There are important times ahead, with reviews in some of the biggest CCGs, like Birmingham/Solihull, East of England (18 CCGs) and Bristol (BNSSG) due in the next couple of months.  The success or otherwise of these will set the agenda for the final quarter of 2018 and into 2019.  Patient pressure needs to continue to be exerted in all areas that are undecided, have rejected funding or have set criteria that are more challenging than the RMOC criteria.  There is no excuse for ignoring the RMOC advice - it's costed, logical and compiled by experts.  CCG leaders need to not try to reinvent the wheel - they need to be helped by their local experts to interpret and understand the guidelines set and implement them in a consistent way.  

There have been excellent examples of advocacy around the country, with two pieces that have featured on the BBC, one on Breakfast and one on East Midlands Today.  Both Devanshi Mavani and David Stephens, amongst others spoke eloquently in these pieces and managed to get the message across effectively and concisely.  There was an interesting (read: silly) comment from Graham Jackson, a senior member of the NHSCC (the organisation that is the 'independent collective voice of CCGs).  He said on the BBC breakfast piece:

It's not a postcode lottery; it's a reflection of the need

We need to call out nonsense like this - I did ask them for clarification and after some pushing received this:

Graham was explaining the national context of the commissioning dilemma and the responsibility they have to balance the needs of the individual against those of the entire populations that they serve, with the limited funds that they have available.

Clear?  Well, not really!  But at least they responded and only took a week with reminders!
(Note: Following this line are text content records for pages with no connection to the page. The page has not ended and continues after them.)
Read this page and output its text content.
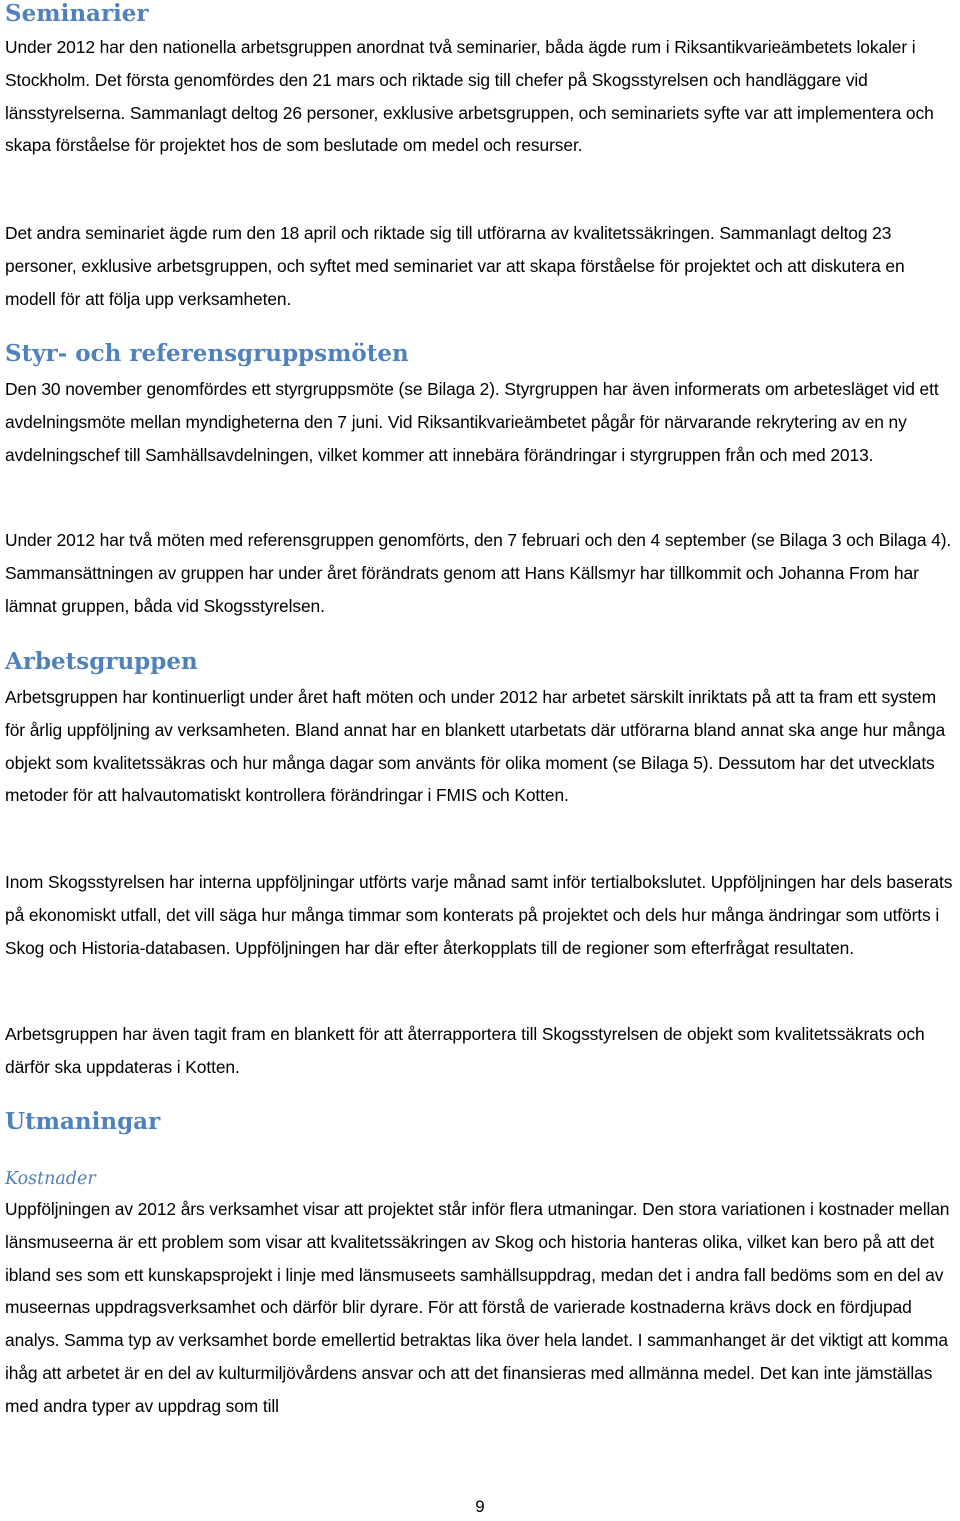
Seminarier

Under 2012 har den nationella arbetsgruppen anordnat två seminarier, båda ägde rum i Riksantikvarieämbetets lokaler i Stockholm. Det första genomfördes den 21 mars och riktade sig till chefer på Skogsstyrelsen och handläggare vid länsstyrelserna. Sammanlagt deltog 26 personer, exklusive arbetsgruppen, och seminariets syfte var att implementera och skapa förståelse för projektet hos de som beslutade om medel och resurser.

Det andra seminariet ägde rum den 18 april och riktade sig till utförarna av kvalitetssäkringen. Sammanlagt deltog 23 personer, exklusive arbetsgruppen, och syftet med seminariet var att skapa förståelse för projektet och att diskutera en modell för att följa upp verksamheten.

Styr- och referensgruppsmöten

Den 30 november genomfördes ett styrgruppsmöte (se Bilaga 2). Styrgruppen har även informerats om arbetesläget vid ett avdelningsmöte mellan myndigheterna den 7 juni. Vid Riksantikvarieämbetet pågår för närvarande rekrytering av en ny avdelningschef till Samhällsavdelningen, vilket kommer att innebära förändringar i styrgruppen från och med 2013.

Under 2012 har två möten med referensgruppen genomförts, den 7 februari och den 4 september (se Bilaga 3 och Bilaga 4). Sammansättningen av gruppen har under året förändrats genom att Hans Källsmyr har tillkommit och Johanna From har lämnat gruppen, båda vid Skogsstyrelsen.

Arbetsgruppen

Arbetsgruppen har kontinuerligt under året haft möten och under 2012 har arbetet särskilt inriktats på att ta fram ett system för årlig uppföljning av verksamheten. Bland annat har en blankett utarbetats där utförarna bland annat ska ange hur många objekt som kvalitetssäkras och hur många dagar som använts för olika moment (se Bilaga 5). Dessutom har det utvecklats metoder för att halvautomatiskt kontrollera förändringar i FMIS och Kotten.

Inom Skogsstyrelsen har interna uppföljningar utförts varje månad samt inför tertialbokslutet. Uppföljningen har dels baserats på ekonomiskt utfall, det vill säga hur många timmar som konterats på projektet och dels hur många ändringar som utförts i Skog och Historia-databasen. Uppföljningen har där efter återkopplats till de regioner som efterfrågat resultaten.

Arbetsgruppen har även tagit fram en blankett för att återrapportera till Skogsstyrelsen de objekt som kvalitetssäkrats och därför ska uppdateras i Kotten.

Utmaningar
Kostnader

Uppföljningen av 2012 års verksamhet visar att projektet står inför flera utmaningar. Den stora variationen i kostnader mellan länsmuseerna är ett problem som visar att kvalitetssäkringen av Skog och historia hanteras olika, vilket kan bero på att det ibland ses som ett kunskapsprojekt i linje med länsmuseets samhällsuppdrag, medan det i andra fall bedöms som en del av museernas uppdragsverksamhet och därför blir dyrare. För att förstå de varierade kostnaderna krävs dock en fördjupad analys. Samma typ av verksamhet borde emellertid betraktas lika över hela landet. I sammanhanget är det viktigt att komma ihåg att arbetet är en del av kulturmiljövårdens ansvar och att det finansieras med allmänna medel. Det kan inte jämställas med andra typer av uppdrag som till

9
By the way, there have been some comments on social media about the validity of the RMOC guidance - I am not advocating that RMOC is perfect - it is far from it - but it is a way that CCGs can fund, as the cost implications are minimal - it's largely risk-free.  In the future, we'll look back on the RMOC policy and say that it was too restrictive and ask why we were so careful with prescribing of Libre but for now, it will do and is the best we can hope for.
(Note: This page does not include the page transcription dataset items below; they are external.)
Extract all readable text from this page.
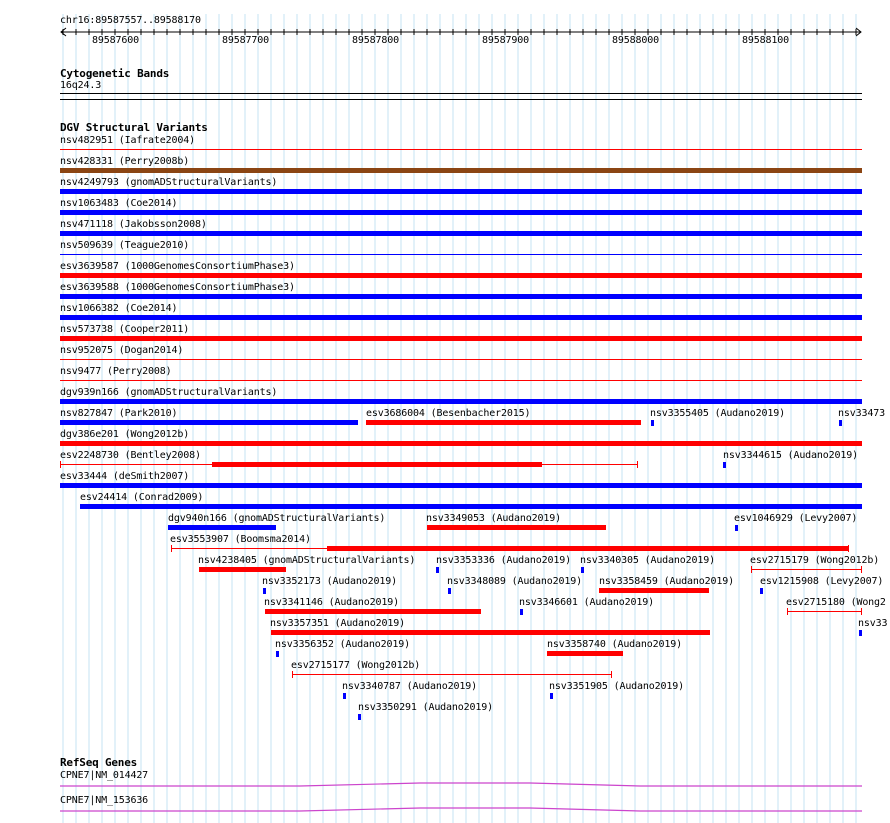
chr16:89587557..89588170
89587600	89587700	89587800	89587900	89588000	89588100
Cytogenetic Bands
16q24.3
DGV Structural Variants
nsv482951 (Iafrate2004)
nsv428331 (Perry2008b)
nsv4249793 (gnomADStructuralVariants)
nsv1063483 (Coe2014)
nsv471118 (Jakobsson2008)
nsv509639 (Teague2010)
esv3639587 (1000GenomesConsortiumPhase3)
esv3639588 (1000GenomesConsortiumPhase3)
nsv1066382 (Coe2014)
nsv573738 (Cooper2011)
nsv952075 (Dogan2014)
nsv9477 (Perry2008)
dgv939n166 (gnomADStructuralVariants)
nsv827847 (Park2010)	esv3686004 (Besenbacher2015)	nsv3355405 (Audano2019)	nsv33473
dgv386e201 (Wong2012b)
esv2248730 (Bentley2008)	nsv3344615 (Audano2019)
esv33444 (deSmith2007)
esv24414 (Conrad2009)
dgv940n166 (gnomADStructuralVariants)	nsv3349053 (Audano2019)	esv1046929 (Levy2007)
esv3553907 (Boomsma2014)
nsv4238405 (gnomADStructuralVariants) nsv3353336 (Audano2019) nsv3340305 (Audano2019)	esv2715179 (Wong2012b)
nsv3352173 (Audano2019)	nsv3348089 (Audano2019) nsv3358459 (Audano2019)	esv1215908 (Levy2007)
nsv3341146 (Audano2019)	nsv3346601 (Audano2019)	esv2715180 (Wong2
nsv3357351 (Audano2019)	nsv33
nsv3356352 (Audano2019)	nsv3358740 (Audano2019)
esv2715177 (Wong2012b)
nsv3340787 (Audano2019)	nsv3351905 (Audano2019)
nsv3350291 (Audano2019)
RefSeq Genes
CPNE7|NM_014427
CPNE7|NM_153636
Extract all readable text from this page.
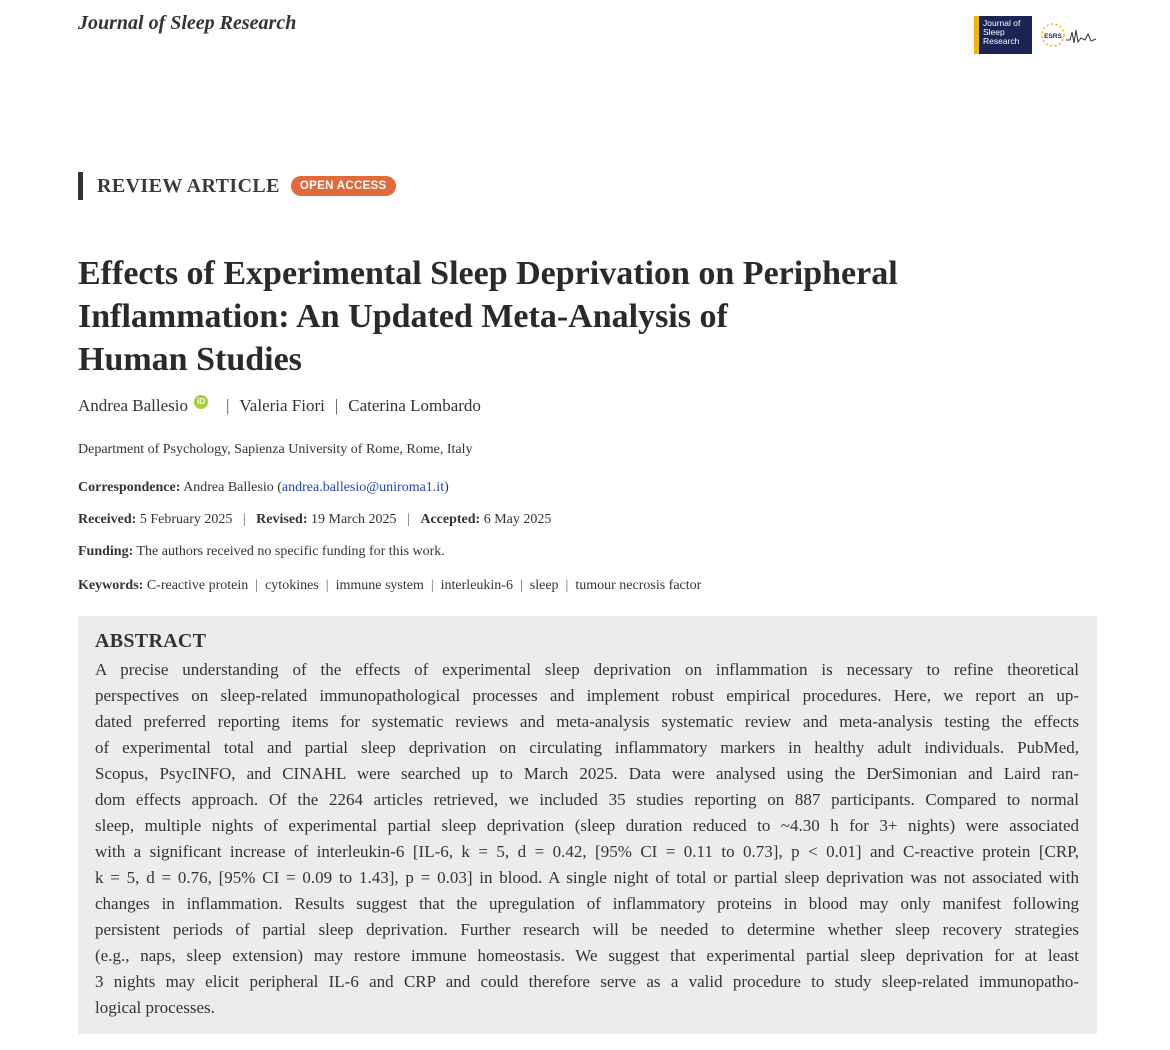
Journal of Sleep Research	Journal of
Sleep
Research	ESRS
REVIEW ARTICLE	OPEN ACCESS
Effects of Experimental Sleep Deprivation on Peripheral
Inflammation: An Updated Meta-Analysis of
Human Studies
Andrea Ballesio	iD | Valeria Fiori | Caterina Lombardo
Department of Psychology, Sapienza University of Rome, Rome, Italy
Correspondence: Andrea Ballesio (andrea.ballesio@uniroma1.it)
Received: 5 February 2025 | Revised: 19 March 2025 | Accepted: 6 May 2025
Funding: The authors received no specific funding for this work.
Keywords: C-reactive protein | cytokines | immune system | interleukin-6 | sleep | tumour necrosis factor
ABSTRACT

A precise understanding of the effects of experimental sleep deprivation on inflammation is necessary to refine theoretical
perspectives on sleep-related immunopathological processes and implement robust empirical procedures. Here, we report an up-
dated preferred reporting items for systematic reviews and meta-analysis systematic review and meta-analysis testing the effects
of experimental total and partial sleep deprivation on circulating inflammatory markers in healthy adult individuals. PubMed,
Scopus, PsycINFO, and CINAHL were searched up to March 2025. Data were analysed using the DerSimonian and Laird ran-
dom effects approach. Of the 2264 articles retrieved, we included 35 studies reporting on 887 participants. Compared to normal
sleep, multiple nights of experimental partial sleep deprivation (sleep duration reduced to ~4.30 h for 3+ nights) were associated
with a significant increase of interleukin-6 [IL-6, k = 5, d = 0.42, [95% CI = 0.11 to 0.73], p < 0.01] and C-reactive protein [CRP,
k = 5, d = 0.76, [95% CI = 0.09 to 1.43], p = 0.03] in blood. A single night of total or partial sleep deprivation was not associated with
changes in inflammation. Results suggest that the upregulation of inflammatory proteins in blood may only manifest following
persistent periods of partial sleep deprivation. Further research will be needed to determine whether sleep recovery strategies
(e.g., naps, sleep extension) may restore immune homeostasis. We suggest that experimental partial sleep deprivation for at least
3 nights may elicit peripheral IL-6 and CRP and could therefore serve as a valid procedure to study sleep-related immunopatho-
logical processes.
I hope to be able to report some changes of policy next month.



Comments

Linda said…
An interesting analysis. I am with you in hoping that the RMOC guidelines are soon outdated and that all Type 1s can have the libre on prescription. At least there are some guidelines and a significant % of type 1s can get the libre on prescription. Thanks for doing all the work and this report.
ANNE MOYES said…
Thank you for this thorough account of the current situation, Nick. It's fascinating to see the stats, and to find myself serendipitously in a location whose CCG is 3rd in the Libre prescription rankings. This particular CCG has no major teaching hospital, we have no university medical school, and the county's hospital trust has spent much of the past decade in special measures. For anything out of the medical ordinary, we have to travel to Nottingham, Leicester or Sheffield. It raises lots of questions, in particular, how the users' downloaded records will be used to help improve our diabetes management when the level of diabetes expertise in the region isn't particularly high.
Nick said…
Thanks Anne and Linda (sorry for missing your comment last week Linda...I didn't get notified).

Libre prescribing is an interesting journey and an insight into the inner workings of the NHS, which are often hidden from view for a lay-person. I am glad there is progress, but the variation makes no sense. When the decision was made to list Libre on prescription and the RMOC guidelines published, that should have been the end of the story.

I am really hoping that the areas that have significant numbers of funded patients are collecting good data that will stand up to scrutiny and demonstrate to the more cautious CCGs that Libre is low risk and high potential benefit, both in terms of healthcare outcomes and cost reduction.